With all this legislation, investor attention and of course political and social pressure, it is no wonder that more and more organisations are building their own full-time in-house sustainability teams to navigate the sustainability compliance maze. With the UK Green Building Council and others firmly focussed on how we achieve net zero carbon by 2050, I predict that there will be plenty more regulation and best practice to come and the sustainability teams will have their hands full for the next few years!
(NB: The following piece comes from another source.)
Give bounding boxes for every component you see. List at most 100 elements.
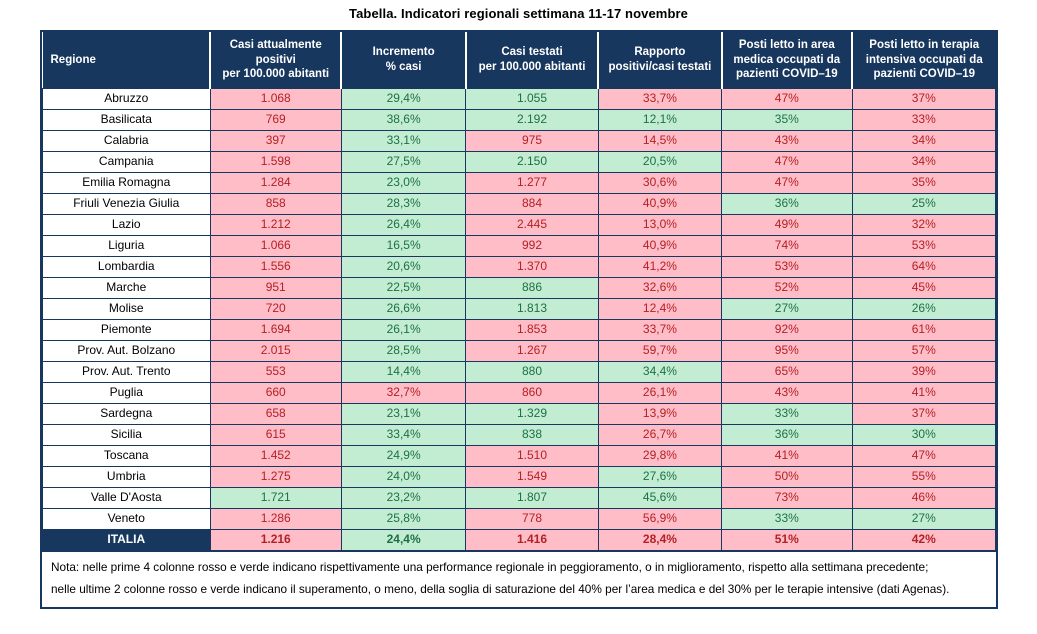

Will all this effort really save the planet? Not on its own, obviously, but I suspect it will go some way to help. MEES in particular is really forcing a change that previous schemes like the CRC could not, but there will come a point where the lack of any resources to enforce it becomes a policy issue. There is a trajectory to stricter criteria for EPC ratings and at the same time to a higher minimum EPC rating for MEES. This will make it much harder for landlords to comply and if the lack of enforcement resources continues, some may take a calculated risk not bother. There is already a growing resentment of the application of MEES to shell space, particularly refurbished retail units. The EPC rating will be low because there is no fit-out and worst case assumptions (particularly around lighting) have to be made. This leads to a vicious circle where the lease can’t lawfully be granted because there is no fit-out, but there can be no fit-out because there is no lease. There are no simple solutions to that conundrum.
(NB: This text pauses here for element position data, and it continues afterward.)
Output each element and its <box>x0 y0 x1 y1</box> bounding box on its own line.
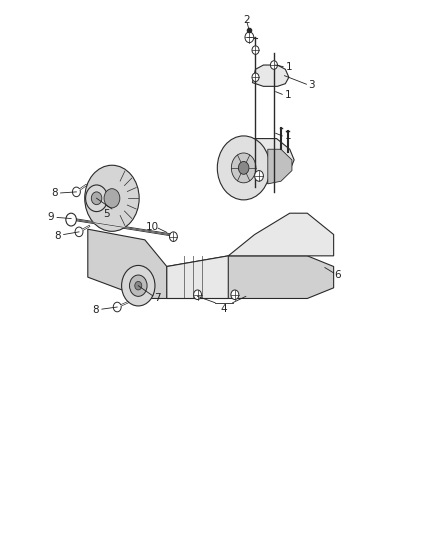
Polygon shape <box>145 256 333 298</box>
Circle shape <box>193 290 201 300</box>
Circle shape <box>270 61 277 69</box>
Circle shape <box>230 290 238 300</box>
Text: 1: 1 <box>285 62 292 71</box>
Circle shape <box>121 265 155 306</box>
Circle shape <box>85 185 107 212</box>
Polygon shape <box>239 139 293 187</box>
Circle shape <box>134 281 141 290</box>
Text: 1: 1 <box>284 132 291 141</box>
Circle shape <box>244 32 253 43</box>
Circle shape <box>251 46 258 54</box>
Text: 5: 5 <box>103 209 110 219</box>
Circle shape <box>66 213 76 226</box>
Circle shape <box>104 189 120 208</box>
Circle shape <box>217 136 269 200</box>
Circle shape <box>254 171 263 181</box>
Polygon shape <box>267 149 291 184</box>
Text: 8: 8 <box>54 231 61 240</box>
Circle shape <box>129 275 147 296</box>
Text: 9: 9 <box>47 212 54 222</box>
Text: 6: 6 <box>334 270 341 280</box>
Circle shape <box>251 73 258 82</box>
Circle shape <box>113 302 121 312</box>
Circle shape <box>72 187 80 197</box>
Text: 8: 8 <box>51 188 58 198</box>
Circle shape <box>85 165 139 231</box>
Circle shape <box>75 227 83 237</box>
Text: 7: 7 <box>153 294 160 303</box>
Text: 8: 8 <box>92 305 99 315</box>
Text: 3: 3 <box>307 80 314 90</box>
Text: 2: 2 <box>243 15 250 25</box>
Polygon shape <box>252 65 288 86</box>
Text: 10: 10 <box>145 222 159 231</box>
Polygon shape <box>166 256 228 298</box>
Circle shape <box>91 192 102 205</box>
Circle shape <box>231 153 255 183</box>
Polygon shape <box>228 213 333 256</box>
Circle shape <box>238 161 248 174</box>
Text: 1: 1 <box>284 90 291 100</box>
Text: 4: 4 <box>220 304 227 314</box>
Circle shape <box>169 232 177 241</box>
Polygon shape <box>88 229 166 298</box>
Green clauses in leases are also becoming less popular in some circles. After the initial flurry of excitement around the introduction of the Better Buildings Partnership’s Green Lease “Toolkit”, the market largely settled down to include them, but several years on the jury is out as to how effective they are.  Parties accept that clauses included in a memorandum of understanding or “light green” clauses in the lease itself have no real teeth and are arguably more aspirational.  Anecdotally, some landlords’ sustainability teams are now questioning the value of including them in new leases as, although they help to boost scores in things like GRESB, the real challenge is to change behaviour outside the lease.  Whether they survive or evolve remains to be seen, but the risk of the clauses being onerous and therefore depressing the rent on an open market review is probably still enough to deter most investors from “dark green” clauses. Standardised documents like the Model Commercial Lease (which aim to reflect the market position) contain “light green” clauses for now, but this could change in the coming years.
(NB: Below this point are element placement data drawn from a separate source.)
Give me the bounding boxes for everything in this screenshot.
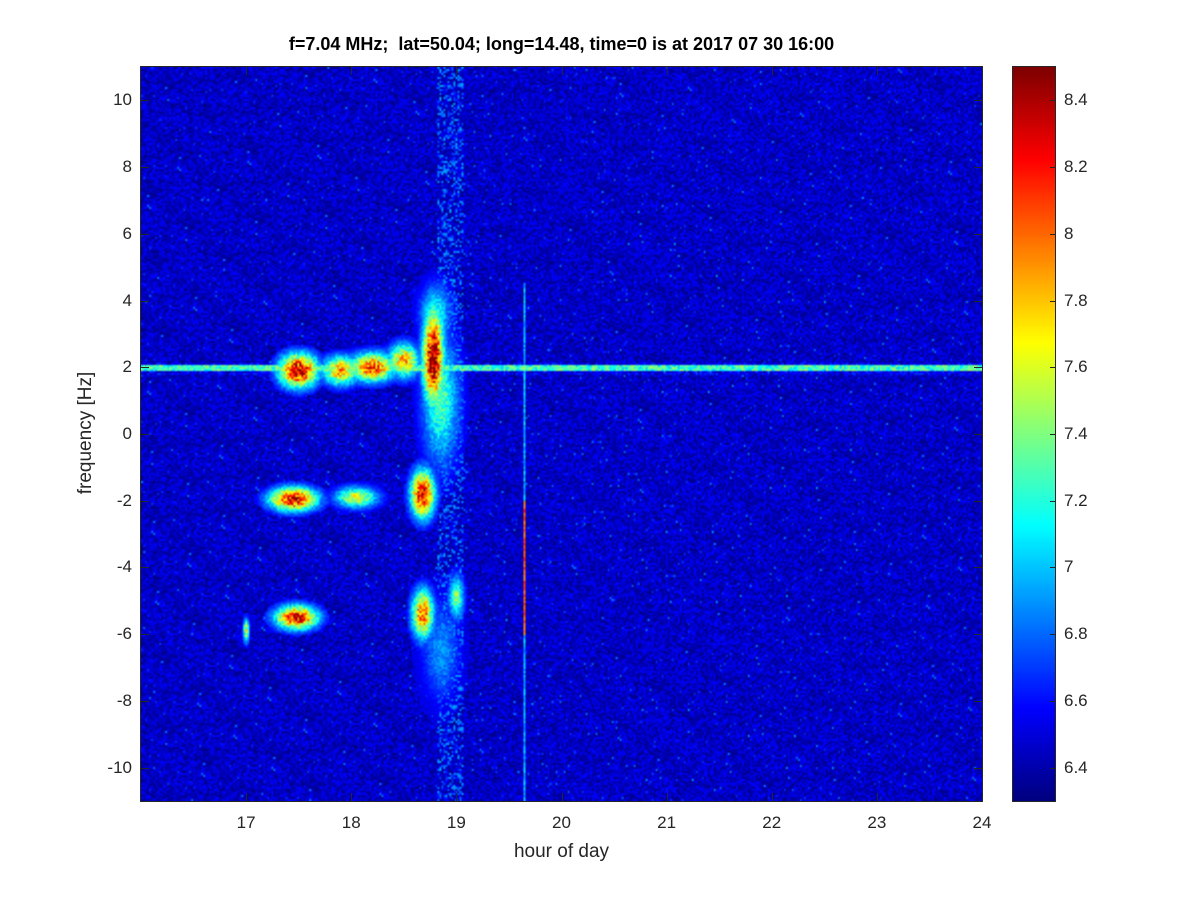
- x-tick-mark: [456, 793, 458, 801]
- x-tick-mark-top: [982, 67, 983, 75]
- colorbar-tick-mark: [1050, 567, 1055, 569]
- y-tick-mark-right: [974, 233, 982, 235]
- y-tick-mark: [141, 567, 149, 569]
- colorbar-tick-label: 7.6: [1064, 357, 1088, 377]
- x-tick-mark-top: [771, 67, 773, 75]
- colorbar-tick-label: 7.8: [1064, 290, 1088, 310]
- y-tick-mark-right: [974, 700, 982, 702]
- colorbar-tick-mark: [1050, 233, 1055, 235]
- y-tick-mark-right: [974, 367, 982, 369]
- colorbar-tick-mark: [1050, 767, 1055, 769]
- x-axis-label: hour of day: [513, 841, 610, 862]
- y-tick-mark-right: [974, 100, 982, 102]
- x-tick-mark: [561, 793, 563, 801]
- colorbar-tick-label: 8.4: [1064, 90, 1088, 110]
- y-tick-mark: [141, 700, 149, 702]
- x-tick-mark: [982, 793, 983, 801]
- x-tick-mark: [666, 793, 668, 801]
- x-tick-mark-top: [666, 67, 668, 75]
- x-tick-mark: [351, 793, 353, 801]
- x-tick-mark-top: [561, 67, 563, 75]
- y-tick-mark: [141, 167, 149, 169]
- y-tick-label: -10: [107, 757, 132, 777]
- colorbar-tick-label: 6.8: [1064, 624, 1088, 644]
- colorbar-tick-mark: [1050, 434, 1055, 435]
- colorbar-tick-label: 7: [1064, 557, 1074, 577]
- y-tick-label: 10: [113, 90, 132, 110]
- y-tick-label: 2: [122, 357, 132, 377]
- y-tick-label: -2: [116, 490, 132, 510]
- x-tick-label: 18: [341, 813, 361, 832]
- colorbar-tick-mark: [1050, 500, 1055, 502]
- colorbar-tick-label: 6.6: [1064, 690, 1088, 710]
- x-tick-mark: [876, 793, 878, 801]
- x-tick-mark-top: [876, 67, 878, 75]
- y-tick-mark-right: [974, 167, 982, 169]
- y-tick-label: 6: [122, 223, 132, 243]
- y-tick-mark: [141, 500, 149, 502]
- x-tick-mark-top: [456, 67, 458, 75]
- colorbar-tick-label: 7.4: [1064, 424, 1088, 443]
- colorbar-tick-mark: [1050, 167, 1055, 169]
- colorbar: [1012, 66, 1056, 802]
- x-tick-label: 24: [972, 813, 992, 832]
- y-tick-mark-right: [974, 767, 982, 769]
- x-tick-mark: [771, 793, 773, 801]
- y-tick-mark-right: [974, 434, 982, 435]
- y-tick-label: 0: [122, 424, 132, 443]
- colorbar-tick-label: 7.2: [1064, 490, 1088, 510]
- y-tick-mark-right: [974, 567, 982, 569]
- y-tick-mark: [141, 634, 149, 636]
- colorbar-tick-label: 8: [1064, 223, 1074, 243]
- x-tick-mark-top: [246, 67, 248, 75]
- y-tick-mark-right: [974, 500, 982, 502]
- y-tick-label: -8: [116, 690, 132, 710]
- x-tick-label: 17: [236, 813, 256, 832]
- y-tick-mark-right: [974, 300, 982, 302]
- x-tick-label: 21: [657, 813, 677, 832]
- colorbar-tick-label: 6.4: [1064, 757, 1088, 777]
- y-tick-mark: [141, 367, 149, 369]
- x-tick-mark-top: [351, 67, 353, 75]
- y-tick-mark-right: [974, 634, 982, 636]
- x-tick-label: 20: [552, 813, 571, 832]
- colorbar-tick-mark: [1050, 367, 1055, 369]
- colorbar-tick-mark: [1050, 634, 1055, 636]
- heatmap-image: [141, 67, 982, 801]
- y-tick-label: 8: [122, 157, 132, 177]
- colorbar-tick-label: 8.2: [1064, 157, 1088, 177]
- y-tick-mark: [141, 233, 149, 235]
- y-tick-mark: [141, 100, 149, 102]
- x-tick-label: 23: [867, 813, 887, 832]
- y-tick-mark: [141, 767, 149, 769]
- x-tick-label: 22: [762, 813, 782, 832]
- heatmap-plot-area: [140, 66, 983, 802]
- colorbar-gradient: [1013, 67, 1055, 801]
- x-tick-mark: [246, 793, 248, 801]
- colorbar-tick-mark: [1050, 100, 1055, 102]
- y-tick-mark: [141, 300, 149, 302]
- x-tick-label: 19: [446, 813, 466, 832]
- y-tick-mark: [141, 434, 149, 435]
- colorbar-tick-mark: [1050, 700, 1055, 702]
- y-tick-label: -6: [116, 624, 132, 644]
- chart-title: f=7.04 MHz; lat=50.04; long=14.48, time=…: [288, 34, 835, 54]
- y-axis-label: frequency [Hz]: [75, 371, 96, 495]
- y-tick-label: 4: [122, 290, 132, 310]
- colorbar-tick-mark: [1050, 300, 1055, 302]
- y-tick-label: -4: [116, 557, 132, 577]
In my view, the direction of travel is increasing regulation and compliance and an emphasis on market forces and commercial, investor and public pressures driving actual change. Perhaps the most unrecognised pressure of all, though, is from employees, who are increasingly taking account of sustainability and social governance matters when considering potential employees. Traditionally, the imperative for tenants has always been to find the right space, in the right location, at the right price. While those fundamentals remain essential, the sustainability credentials of space, along with its internet connectivity, are becoming increasingly important in the battle to recruit and retain the best talent. All of which makes the role of the in-house sustainability team even more important and extends their role beyond energy consumption to encompass things like compliance with the UN’s Sustainable Development Goals. A lofty ambition indeed!